Ist die Farbe des Putzes nicht mehr erwünscht, kann er selbstverständlich auch gestrichen oder anders neu beschichtet werden. Für den Anstrich empfehlen sich nicht nur weiße, sondern auch farbige Lehm-Streichputze und Lehmfarben. Werden andere Anstrichstoffe gewählt, so sollten sie möglichst wenig Film bildend und spannungsarm sein.

 

Gestaltung von Lehmoberflächen

Ein neues Arbeitsfeld – lukrativ und handwerklich befriedigend – bieten die neuen Lehm-Designputze für ambitionierte Bauhandwerker. Handwerksbetriebe können sich eine unverwechselbare individuelle Position vor allem im Modernisierungsmarkt schaffen. Durch Beachtung wichtiger Grundsätze, sowie mit Geschick und Übung kann es der Handwerker hier zur Meisterschaft bringen. Bei der farbigen Gestaltung der Lehmoberfläche helfen dem Handwerker Schablonen. Erfahrene Hersteller (siehe Herstellerindex) unterstützen dabei sowohl mit entsprechenden Schablonen-Motiven als auch im Marketing und liefern bewährte Konzepte für eine erfolgreiche gemeinsame Markterschließung.

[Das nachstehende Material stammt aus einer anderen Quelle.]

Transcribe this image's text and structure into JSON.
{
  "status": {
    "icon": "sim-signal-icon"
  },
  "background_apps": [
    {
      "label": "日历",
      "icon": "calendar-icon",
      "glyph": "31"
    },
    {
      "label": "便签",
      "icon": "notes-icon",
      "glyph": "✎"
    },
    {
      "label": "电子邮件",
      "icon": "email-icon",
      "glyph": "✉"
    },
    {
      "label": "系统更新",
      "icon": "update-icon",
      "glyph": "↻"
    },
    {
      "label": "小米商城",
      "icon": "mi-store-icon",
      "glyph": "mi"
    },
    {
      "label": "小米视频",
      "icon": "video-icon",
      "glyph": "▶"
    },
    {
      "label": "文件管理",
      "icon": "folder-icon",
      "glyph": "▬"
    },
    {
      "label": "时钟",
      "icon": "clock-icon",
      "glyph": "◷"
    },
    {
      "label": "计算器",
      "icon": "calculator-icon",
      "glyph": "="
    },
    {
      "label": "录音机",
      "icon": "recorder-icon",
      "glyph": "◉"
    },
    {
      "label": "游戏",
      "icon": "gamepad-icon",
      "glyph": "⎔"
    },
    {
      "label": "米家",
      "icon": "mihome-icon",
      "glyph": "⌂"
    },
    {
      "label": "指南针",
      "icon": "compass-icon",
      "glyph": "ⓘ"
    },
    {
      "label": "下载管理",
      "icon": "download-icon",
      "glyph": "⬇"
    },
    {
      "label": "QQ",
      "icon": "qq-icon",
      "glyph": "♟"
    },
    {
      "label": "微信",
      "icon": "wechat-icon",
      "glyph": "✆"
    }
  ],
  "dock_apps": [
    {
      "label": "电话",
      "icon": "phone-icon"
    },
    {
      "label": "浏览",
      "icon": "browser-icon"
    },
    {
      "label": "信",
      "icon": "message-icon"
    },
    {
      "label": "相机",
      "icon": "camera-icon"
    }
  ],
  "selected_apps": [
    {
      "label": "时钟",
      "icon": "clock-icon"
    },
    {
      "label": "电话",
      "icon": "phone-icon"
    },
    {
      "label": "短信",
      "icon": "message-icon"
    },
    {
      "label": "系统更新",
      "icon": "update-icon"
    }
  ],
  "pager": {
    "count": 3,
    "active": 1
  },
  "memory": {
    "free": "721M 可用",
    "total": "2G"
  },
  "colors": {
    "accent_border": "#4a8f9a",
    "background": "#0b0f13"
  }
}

Eine Literaturempfehlung zum guten Schluss: Lehmbau-Praxis, Planung und Ausführung. Von Ulrich Röhlen und Christof Ziegert, Bauwerk, Berlin 2010, 290 Seiten. Preis: 39 Euro. Das Buch ist online erhältlich unter: www.profil-buchhandlung.de

 

Autor

 

Hans Jürgen Ronicke ist Malermeister, Innenarchitekt WKS, Restaurator im Handwerk und freier Autor der Zeitschrift bauhandwerk. Er lebt und arbeitet in Wittenberg.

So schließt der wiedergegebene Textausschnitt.